Emily Pierson was born in Cromwell, Connecticut in 1881. Her father, Andrew Nils Pierson, a horticulturalist, was also wealthy and provided his daughter with an excellent education. Her brother was Wallace R. Pierson. The family business, growing roses, was once one of the largest in the country. Emily Pierson earned her bachelor's degree in 1907 from Vassar College and her master's degree from Columbia College the next year. Pierson went on to teach high school in Bristol, Connecticut.

Pierson joined the Connecticut Woman Suffrage Association (CWSA) sometime around 1909 and 1910. She worked as a state organizer for CWSA and was involved in giving speeches and coordinating the 1912 Trolley campaign for women's suffrage. She served as the head marshal of the nationwide suffrage march on May 2, 1914. In 1917, she testified in front of the Connecticut House judiciary committee on women's suffrage. When Rhode Island allowed women to vote for president in the next national election, Pierson toyed with the idea of moving there temporarily just so that she could be allowed to vote.

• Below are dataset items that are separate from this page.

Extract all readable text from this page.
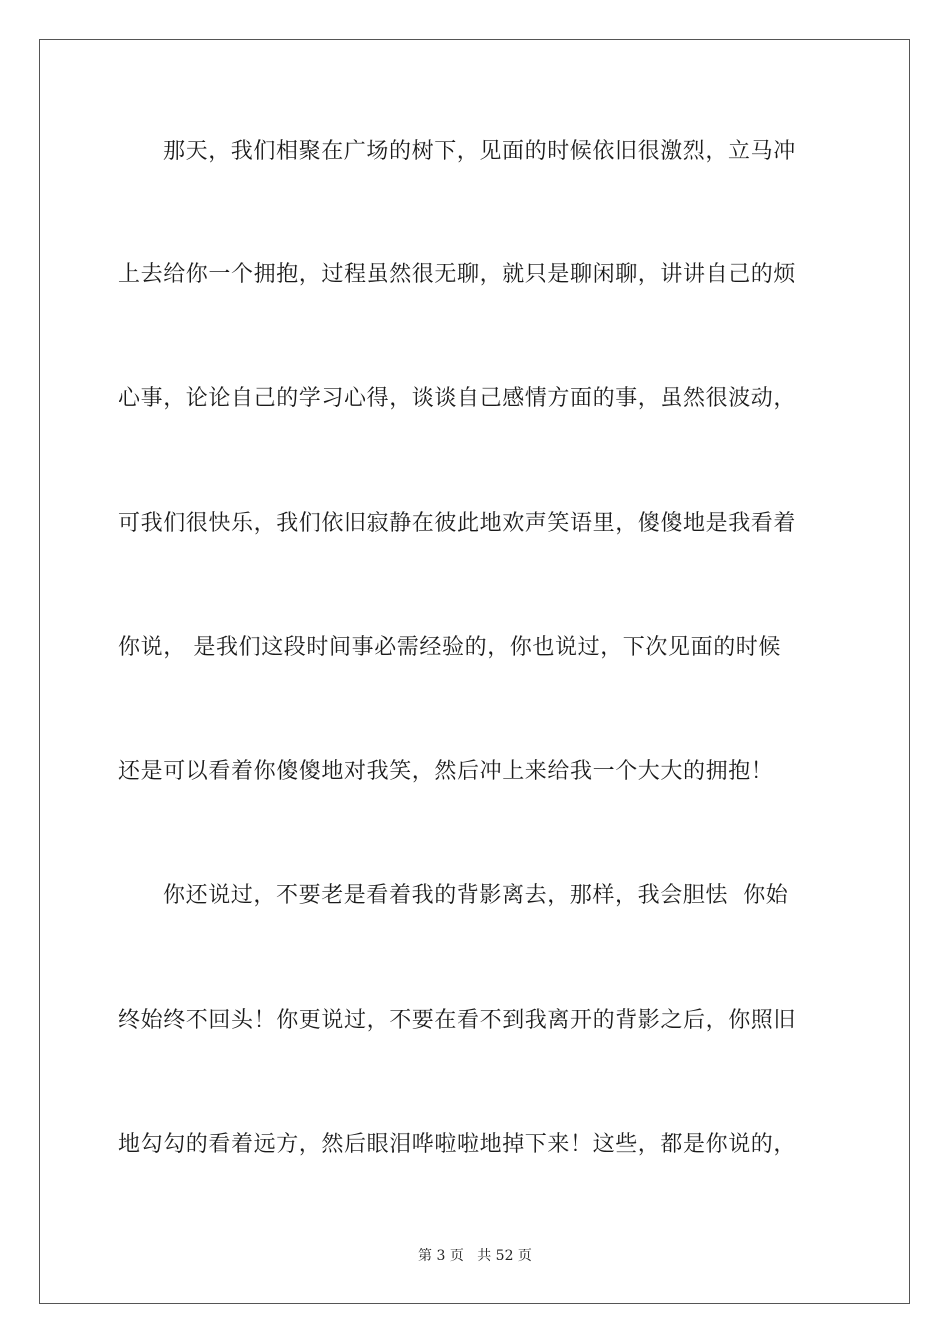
那天，我们相聚在广场的树下，见面的时候依旧很激烈，立马冲
上去给你一个拥抱，过程虽然很无聊，就只是聊闲聊，讲讲自己的烦
心事，论论自己的学习心得，谈谈自己感情方面的事，虽然很波动，
可我们很快乐，我们依旧寂静在彼此地欢声笑语里，傻傻地是我看着
你说， 是我们这段时间事必需经验的，你也说过，下次见面的时候
还是可以看着你傻傻地对我笑，然后冲上来给我一个大大的拥抱！
你还说过，不要老是看着我的背影离去，那样，我会胆怯  你始
终始终不回头！你更说过，不要在看不到我离开的背影之后，你照旧
地勾勾的看着远方，然后眼泪哗啦啦地掉下来！这些，都是你说的，
第 3 页 共 52 页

In 1921, Pierson attended Yale School of Medicine and earned her medical degree in 1924 as the only woman in her class. She went on to work as the director of health in Cromwell and as a school physician for around 30 years. Pierson was politically progressive and supported socialism. In the 1930s, she studied for a time at the Institute of Socialism in Moscow. She went back to visit hospitals in Russia and shared her experiences of the country with people in Connecticut. She also traveled to China, going along as a guest of Anna Louise Strong. During a 1935 strike of Colt Firearms workers, Pierson walked the picket line with workers. In August 1955, Pierson resigned as the Cromwell Health Officer.

Pierson died in the Meadowbrook Convalescent Home in Cromwell on January 21, 1971. In 2020, she was inducted into the Connecticut Women's Hall of Fame. A memorial plaque in honor of Pierson was erected in Cromwell in 2021.